Amazon Quick + KDB-X MCP lets analysts query time-series data via plain English
No more complex SQL: ask questions like 'Show me stock volatility in the last hour'
Amazon Quick, Amazon's generative AI-powered BI service, now integrates with KDB-X time-series databases via the Model Context Protocol (MCP). This eliminates the need for complex database queries, letting financial analysts ask conversational questions like 'Compute the volatility of AAPL over the last 5 minutes' and receive actionable insights from high-frequency market data. The architecture uses a KDB-X MCP server deployed on an Amazon EC2 instance (t2.medium or larger). Amazon Quick translates natural language into SQL, which is passed to the MCP server, then executed against the KDB-X database.
To secure and route these requests, the solution relies on Amazon Bedrock AgentCore Gateway—a single access point that authenticates users via Amazon Cognito and validates inbound requests before forwarding them to the MCP server.

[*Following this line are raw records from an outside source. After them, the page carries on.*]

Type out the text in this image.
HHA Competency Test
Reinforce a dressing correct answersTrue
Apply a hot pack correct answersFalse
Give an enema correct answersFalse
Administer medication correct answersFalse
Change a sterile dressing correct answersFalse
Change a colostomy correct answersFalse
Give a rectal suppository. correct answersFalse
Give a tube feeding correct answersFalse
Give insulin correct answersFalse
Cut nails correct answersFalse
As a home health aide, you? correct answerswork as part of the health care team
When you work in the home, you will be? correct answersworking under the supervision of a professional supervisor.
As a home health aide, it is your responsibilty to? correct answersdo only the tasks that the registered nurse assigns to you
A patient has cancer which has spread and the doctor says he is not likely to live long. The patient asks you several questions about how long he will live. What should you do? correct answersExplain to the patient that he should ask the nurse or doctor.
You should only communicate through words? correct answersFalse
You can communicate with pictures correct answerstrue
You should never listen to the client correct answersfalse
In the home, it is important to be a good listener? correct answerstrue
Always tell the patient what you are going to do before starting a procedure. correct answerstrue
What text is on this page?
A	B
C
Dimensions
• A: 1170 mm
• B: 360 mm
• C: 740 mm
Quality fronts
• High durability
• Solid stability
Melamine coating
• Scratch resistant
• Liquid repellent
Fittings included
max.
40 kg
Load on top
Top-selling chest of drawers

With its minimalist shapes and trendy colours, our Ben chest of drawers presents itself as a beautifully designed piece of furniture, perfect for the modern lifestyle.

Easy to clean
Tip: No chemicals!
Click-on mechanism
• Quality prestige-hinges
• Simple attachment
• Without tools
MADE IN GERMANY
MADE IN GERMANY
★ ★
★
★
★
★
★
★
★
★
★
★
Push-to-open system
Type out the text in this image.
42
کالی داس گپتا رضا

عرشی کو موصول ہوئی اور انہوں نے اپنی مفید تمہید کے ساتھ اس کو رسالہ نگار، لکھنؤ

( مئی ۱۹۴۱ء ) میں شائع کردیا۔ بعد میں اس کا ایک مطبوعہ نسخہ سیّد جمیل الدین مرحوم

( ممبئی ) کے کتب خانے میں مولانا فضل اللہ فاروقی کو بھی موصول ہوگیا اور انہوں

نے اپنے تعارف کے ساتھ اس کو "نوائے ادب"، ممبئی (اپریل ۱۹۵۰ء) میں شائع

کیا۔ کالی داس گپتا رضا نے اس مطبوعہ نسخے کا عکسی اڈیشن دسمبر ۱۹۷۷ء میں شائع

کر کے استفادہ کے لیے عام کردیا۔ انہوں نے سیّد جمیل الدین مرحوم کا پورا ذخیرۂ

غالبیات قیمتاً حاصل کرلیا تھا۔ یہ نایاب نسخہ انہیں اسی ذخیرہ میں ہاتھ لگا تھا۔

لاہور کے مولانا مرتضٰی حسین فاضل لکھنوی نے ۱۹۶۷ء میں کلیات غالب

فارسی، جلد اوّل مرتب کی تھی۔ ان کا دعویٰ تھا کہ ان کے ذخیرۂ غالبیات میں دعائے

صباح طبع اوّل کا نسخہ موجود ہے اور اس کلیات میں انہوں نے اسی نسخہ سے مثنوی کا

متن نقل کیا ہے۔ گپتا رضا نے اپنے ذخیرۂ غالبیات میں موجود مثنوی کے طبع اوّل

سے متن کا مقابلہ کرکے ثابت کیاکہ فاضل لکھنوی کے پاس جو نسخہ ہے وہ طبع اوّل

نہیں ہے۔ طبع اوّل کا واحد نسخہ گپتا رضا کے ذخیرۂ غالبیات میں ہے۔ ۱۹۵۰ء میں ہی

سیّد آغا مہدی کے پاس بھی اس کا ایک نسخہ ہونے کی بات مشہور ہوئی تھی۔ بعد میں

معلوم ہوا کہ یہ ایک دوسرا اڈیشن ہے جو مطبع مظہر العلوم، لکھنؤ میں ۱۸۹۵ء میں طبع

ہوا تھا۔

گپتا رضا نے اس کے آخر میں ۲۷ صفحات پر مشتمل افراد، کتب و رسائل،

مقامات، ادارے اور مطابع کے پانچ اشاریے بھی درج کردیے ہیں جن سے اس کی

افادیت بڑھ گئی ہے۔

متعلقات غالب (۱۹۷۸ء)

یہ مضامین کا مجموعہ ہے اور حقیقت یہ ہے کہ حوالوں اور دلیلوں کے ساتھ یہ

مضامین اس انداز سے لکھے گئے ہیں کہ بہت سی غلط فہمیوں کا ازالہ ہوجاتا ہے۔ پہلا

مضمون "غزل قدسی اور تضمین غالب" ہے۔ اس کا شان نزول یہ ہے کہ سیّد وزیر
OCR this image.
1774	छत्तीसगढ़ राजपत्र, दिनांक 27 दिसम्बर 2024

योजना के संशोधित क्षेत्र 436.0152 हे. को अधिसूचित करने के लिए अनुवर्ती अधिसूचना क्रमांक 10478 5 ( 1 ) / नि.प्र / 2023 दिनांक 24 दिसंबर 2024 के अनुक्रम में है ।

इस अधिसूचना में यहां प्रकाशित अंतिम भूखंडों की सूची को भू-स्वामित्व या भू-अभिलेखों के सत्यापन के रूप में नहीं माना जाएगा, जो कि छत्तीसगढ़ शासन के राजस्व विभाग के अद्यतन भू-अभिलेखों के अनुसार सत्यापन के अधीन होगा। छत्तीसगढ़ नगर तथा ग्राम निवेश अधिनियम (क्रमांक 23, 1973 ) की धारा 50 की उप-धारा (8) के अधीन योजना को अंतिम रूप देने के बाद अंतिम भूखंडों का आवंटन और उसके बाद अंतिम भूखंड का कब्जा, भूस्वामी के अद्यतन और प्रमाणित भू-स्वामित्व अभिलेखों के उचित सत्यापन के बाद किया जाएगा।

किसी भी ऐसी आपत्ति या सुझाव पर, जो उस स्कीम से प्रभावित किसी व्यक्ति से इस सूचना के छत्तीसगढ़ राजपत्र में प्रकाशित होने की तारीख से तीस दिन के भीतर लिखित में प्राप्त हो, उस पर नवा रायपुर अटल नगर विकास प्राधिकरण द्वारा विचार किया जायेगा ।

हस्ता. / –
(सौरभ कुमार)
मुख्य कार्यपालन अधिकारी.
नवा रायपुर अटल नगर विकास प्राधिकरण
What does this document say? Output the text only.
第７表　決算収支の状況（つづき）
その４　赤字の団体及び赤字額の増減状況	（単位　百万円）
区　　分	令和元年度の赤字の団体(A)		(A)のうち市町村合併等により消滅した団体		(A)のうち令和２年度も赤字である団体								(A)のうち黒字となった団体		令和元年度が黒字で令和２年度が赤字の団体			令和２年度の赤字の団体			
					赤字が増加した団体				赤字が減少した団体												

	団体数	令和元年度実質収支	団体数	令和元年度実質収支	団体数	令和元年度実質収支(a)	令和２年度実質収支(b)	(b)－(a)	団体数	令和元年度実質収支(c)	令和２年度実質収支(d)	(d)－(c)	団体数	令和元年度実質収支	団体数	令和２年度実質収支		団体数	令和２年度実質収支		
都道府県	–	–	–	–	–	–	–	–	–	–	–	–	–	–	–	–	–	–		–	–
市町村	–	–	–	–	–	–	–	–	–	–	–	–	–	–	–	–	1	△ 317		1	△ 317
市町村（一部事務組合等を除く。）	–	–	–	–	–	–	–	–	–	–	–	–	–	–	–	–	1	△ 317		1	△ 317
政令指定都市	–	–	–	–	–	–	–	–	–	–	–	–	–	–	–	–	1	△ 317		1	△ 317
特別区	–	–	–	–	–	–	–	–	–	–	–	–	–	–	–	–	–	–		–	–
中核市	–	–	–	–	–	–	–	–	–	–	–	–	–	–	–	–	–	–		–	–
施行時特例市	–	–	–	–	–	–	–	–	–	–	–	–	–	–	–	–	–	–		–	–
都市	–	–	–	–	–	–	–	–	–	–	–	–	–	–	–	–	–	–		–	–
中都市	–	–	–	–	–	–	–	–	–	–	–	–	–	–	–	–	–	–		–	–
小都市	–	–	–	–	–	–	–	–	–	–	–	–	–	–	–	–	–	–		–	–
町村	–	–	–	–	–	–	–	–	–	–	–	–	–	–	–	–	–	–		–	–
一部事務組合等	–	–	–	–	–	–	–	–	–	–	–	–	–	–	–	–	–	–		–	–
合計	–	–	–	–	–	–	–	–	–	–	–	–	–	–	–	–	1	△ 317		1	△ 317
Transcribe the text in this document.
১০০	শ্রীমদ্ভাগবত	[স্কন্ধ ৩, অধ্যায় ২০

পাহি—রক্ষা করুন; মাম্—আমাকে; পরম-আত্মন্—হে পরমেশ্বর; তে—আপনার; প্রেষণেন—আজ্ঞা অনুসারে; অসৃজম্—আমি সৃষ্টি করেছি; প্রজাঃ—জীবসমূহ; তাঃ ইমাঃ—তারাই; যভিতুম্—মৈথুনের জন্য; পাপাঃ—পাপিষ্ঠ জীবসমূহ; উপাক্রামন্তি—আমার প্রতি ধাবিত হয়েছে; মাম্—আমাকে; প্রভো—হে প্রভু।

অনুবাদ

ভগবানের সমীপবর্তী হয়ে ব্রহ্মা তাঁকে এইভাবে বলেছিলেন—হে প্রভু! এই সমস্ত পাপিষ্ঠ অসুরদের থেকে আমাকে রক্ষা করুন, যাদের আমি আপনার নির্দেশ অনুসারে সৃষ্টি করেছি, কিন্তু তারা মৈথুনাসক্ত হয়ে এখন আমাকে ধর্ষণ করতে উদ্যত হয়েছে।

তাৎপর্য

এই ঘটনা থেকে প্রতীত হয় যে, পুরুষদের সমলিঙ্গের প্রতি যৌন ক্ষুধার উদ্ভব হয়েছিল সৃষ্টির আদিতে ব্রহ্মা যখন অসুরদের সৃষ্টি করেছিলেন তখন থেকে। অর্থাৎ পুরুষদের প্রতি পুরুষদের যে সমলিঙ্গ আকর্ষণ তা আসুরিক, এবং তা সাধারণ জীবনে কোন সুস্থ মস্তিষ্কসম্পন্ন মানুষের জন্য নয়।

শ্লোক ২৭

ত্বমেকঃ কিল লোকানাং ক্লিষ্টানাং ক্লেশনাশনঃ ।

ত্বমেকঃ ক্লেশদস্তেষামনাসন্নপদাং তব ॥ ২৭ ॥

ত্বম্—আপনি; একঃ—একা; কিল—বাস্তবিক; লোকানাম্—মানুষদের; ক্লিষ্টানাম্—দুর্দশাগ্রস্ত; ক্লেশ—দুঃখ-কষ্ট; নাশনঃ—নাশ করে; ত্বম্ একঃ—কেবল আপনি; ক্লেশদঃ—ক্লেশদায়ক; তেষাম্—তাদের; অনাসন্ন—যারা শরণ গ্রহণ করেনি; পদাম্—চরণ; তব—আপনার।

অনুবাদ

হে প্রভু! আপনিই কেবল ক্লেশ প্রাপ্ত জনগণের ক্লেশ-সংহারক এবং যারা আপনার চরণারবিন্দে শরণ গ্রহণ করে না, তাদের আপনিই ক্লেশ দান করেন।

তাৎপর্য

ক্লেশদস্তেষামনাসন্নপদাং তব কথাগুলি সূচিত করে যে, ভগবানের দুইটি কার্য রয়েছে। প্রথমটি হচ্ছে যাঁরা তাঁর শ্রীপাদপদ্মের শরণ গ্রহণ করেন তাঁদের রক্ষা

The MCP server exposes domain-specific tools such as hybrid_search, run_sql_query, and similarity_search, enabling tasks like semantic search on SEC filings or real-time market data analysis. While demonstrated for financial market intelligence, the same pattern can be applied to IoT sensor monitoring and DevOps dashboards, democratizing access to time-series insights across any industry.
- Amazon Quick MCP integration lets non-technical users query KDB-X time-series databases in plain English, removing the need for SQL expertise.
- The setup uses an EC2-hosted KDB-X MCP server, Amazon Bedrock AgentCore Gateway for routing, and Amazon Cognito for identity management.
- Tools include run_sql_query, hybrid_search, and similarity_search—enabling volatility calculations, market data queries, and semantic SEC filing search.
Why It Matters
Democratizes high-frequency time-series analysis, letting analysts ask data questions instantly without writing queries.